Hewitt explained to the woman setting up the event that he wanted to cover it for a school assignment. She asked him and Knope if they’ve ever experienced racism. When the answer was no, the woman clarified that since he and his friend haven’t been discriminated against, they couldn’t stay for the meeting. Hewitt and Knope, both first-year journalism students, left the room.
According to the group’s Facebook page, the The Racialized Students’ Collective is part of the Ryerson Students’ Union that “opposes all forms of racism and work towards community wellness for students. We seek to responsibly reflect, represent and serve racialized students.”
Knope shares that she had a feeling of embarrassment over being dismissed from the anti-racism group. She doesn’t agree with white students being banned from these types of events.
“It felt really bad … kind of embarrassing. If their goal in these meetings was to end racialization then it needs to be something everybody is involved in. If some people are causing the problems, they need to know. Grouping yourself off … is not going to accomplish anything.”
She further points out that why does their group say they’re a “public” forum and an RSU campaign for others to attend?
RSU coordinator Vajdaan Tanveer told the Ryersonian that the group is designed to be a place minority students can be in a safe place to talk about anything.
“We don’t want (racialized) students to feel intimidated, that they can’t speak their mind because they are afraid of being judged or something they say might be used against them.”
Tanveer was asked by the news source if it’s true Hewitt and Knope were turned away from the RSU meeting. He said the students were white and that’s why they were excluded from the gathering.
“In terms of educating, we have some events for public.

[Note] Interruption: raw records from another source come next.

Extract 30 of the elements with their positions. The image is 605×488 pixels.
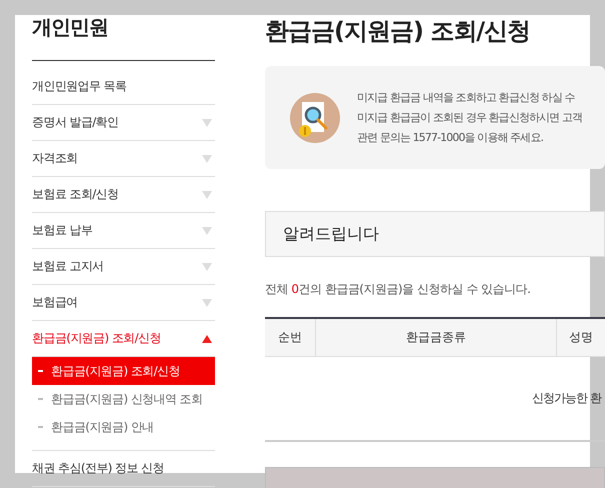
caret-down-icon (202, 262, 212, 270)
submenu-item[interactable]: 환급금(지원금) 조회/신청 (32, 357, 215, 385)
info-text: 미지급 환급금이 조회된 경우 환급신청하시면 고객 (357, 110, 582, 126)
page-title: 환급금(지원금) 조회/신청 (265, 16, 532, 47)
column-header: 환급금종류 (315, 319, 556, 356)
submenu-item[interactable]: 환급금(지원금) 신청내역 조회 (32, 385, 215, 413)
sidebar-item[interactable]: 보험급여 (32, 285, 215, 321)
refund-search-icon (290, 92, 340, 142)
sidebar-item[interactable]: 증명서 발급/확인 (32, 105, 215, 141)
notice-heading: 알려드립니다 (265, 211, 605, 257)
column-header: 성명 (556, 319, 605, 356)
sidebar-item[interactable]: 보험료 납부 (32, 213, 215, 249)
caret-down-icon (202, 226, 212, 234)
sidebar-item[interactable]: 개인민원업무 목록 (32, 69, 215, 105)
caret-down-icon (202, 298, 212, 306)
empty-message: 신청가능한 환 (265, 357, 605, 442)
sidebar-item[interactable]: 채권 추심(전부) 정보 신청 (32, 451, 215, 487)
sidebar-item[interactable]: 보험료 조회/신청 (32, 177, 215, 213)
count-text: 전체 0건의 환급금(지원금)을 신청하실 수 있습니다. (265, 281, 532, 298)
caret-up-icon (202, 334, 212, 342)
caret-down-icon (202, 190, 212, 198)
sidebar-item[interactable]: 자격조회 (32, 141, 215, 177)
caret-down-icon (202, 154, 212, 162)
submenu-item[interactable]: 환급금(지원금) 안내 (32, 413, 215, 441)
caret-down-icon (202, 118, 212, 126)
column-header: 순번 (277, 329, 303, 346)
info-text: 관련 문의는 1577-1000을 이용해 주세요. (357, 130, 544, 146)
info-text: 미지급 환급금 내역을 조회하고 환급신청 하실 수 (357, 90, 576, 106)
sidebar-title: 개인민원 (32, 14, 109, 41)
sidebar-item[interactable]: 보험료 고지서 (32, 249, 215, 285)
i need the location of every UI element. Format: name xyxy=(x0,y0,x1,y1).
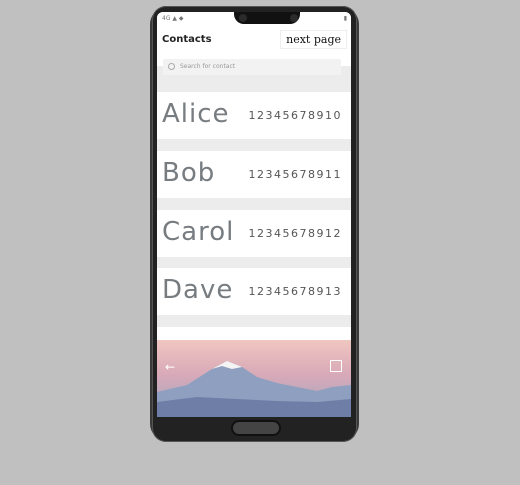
page-title: Contacts xyxy=(162,34,212,45)
list-item[interactable]: Bob 12345678911 xyxy=(157,151,351,198)
search-placeholder: Search for contact xyxy=(180,63,236,70)
battery-icon: ▮ xyxy=(343,15,347,22)
sensor-icon xyxy=(290,14,298,22)
contact-name: Alice xyxy=(162,99,230,129)
contact-number: 12345678913 xyxy=(248,285,342,298)
contact-name: Bob xyxy=(162,158,216,188)
contact-name: Dave xyxy=(162,275,234,305)
contact-number: 12345678912 xyxy=(248,227,342,240)
list-item[interactable]: Dave 12345678913 xyxy=(157,268,351,315)
search-input[interactable]: Search for contact xyxy=(163,59,341,75)
list-item[interactable]: Carol 12345678912 xyxy=(157,210,351,257)
next-page-button[interactable]: next page xyxy=(280,30,347,49)
contact-name: Carol xyxy=(162,217,235,247)
camera-icon xyxy=(239,14,247,22)
wallpaper-overlay: ← xyxy=(157,340,351,417)
mountain-image xyxy=(157,361,351,417)
contact-number: 12345678910 xyxy=(248,109,342,122)
status-left: 4G ▲ ◆ xyxy=(162,15,184,22)
list-item[interactable]: Alice 12345678910 xyxy=(157,92,351,139)
home-button[interactable] xyxy=(231,420,281,436)
contact-number: 12345678911 xyxy=(248,168,342,181)
search-icon xyxy=(168,63,175,70)
screen: 4G ▲ ◆ ▮ Contacts next page Search for c… xyxy=(157,12,351,417)
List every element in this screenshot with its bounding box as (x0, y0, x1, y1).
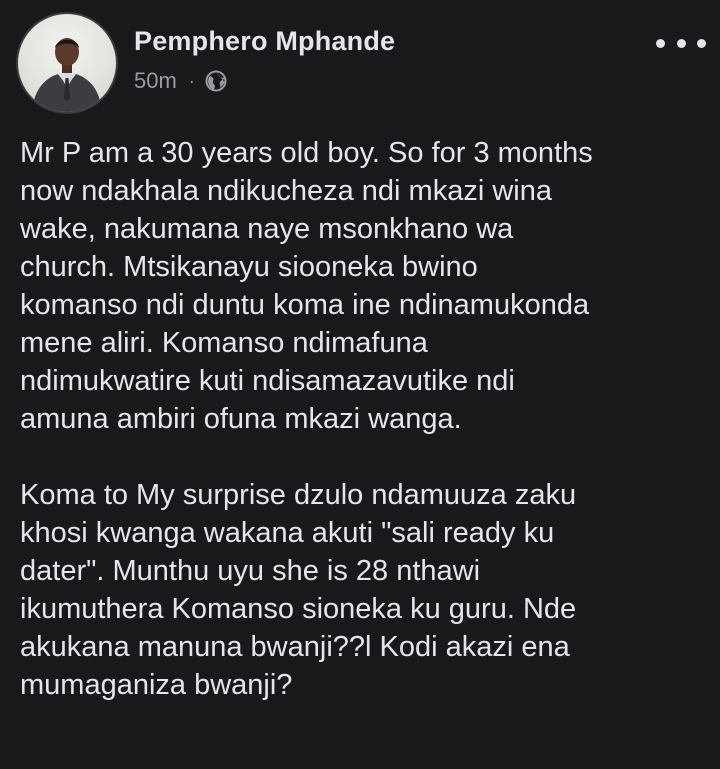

We use the opportunity to tell them about the work and how they can get involved.”
RSU is committed to fostering a community of tolerance, as its website states. It describes their mission as “building an anti-racist network” and “fostering an anti-racist environment through campus-wide services, campaigns and events.”
Did the anti-racism group go too far in promoting racial awareness by allowing white students to be banned from the meeting?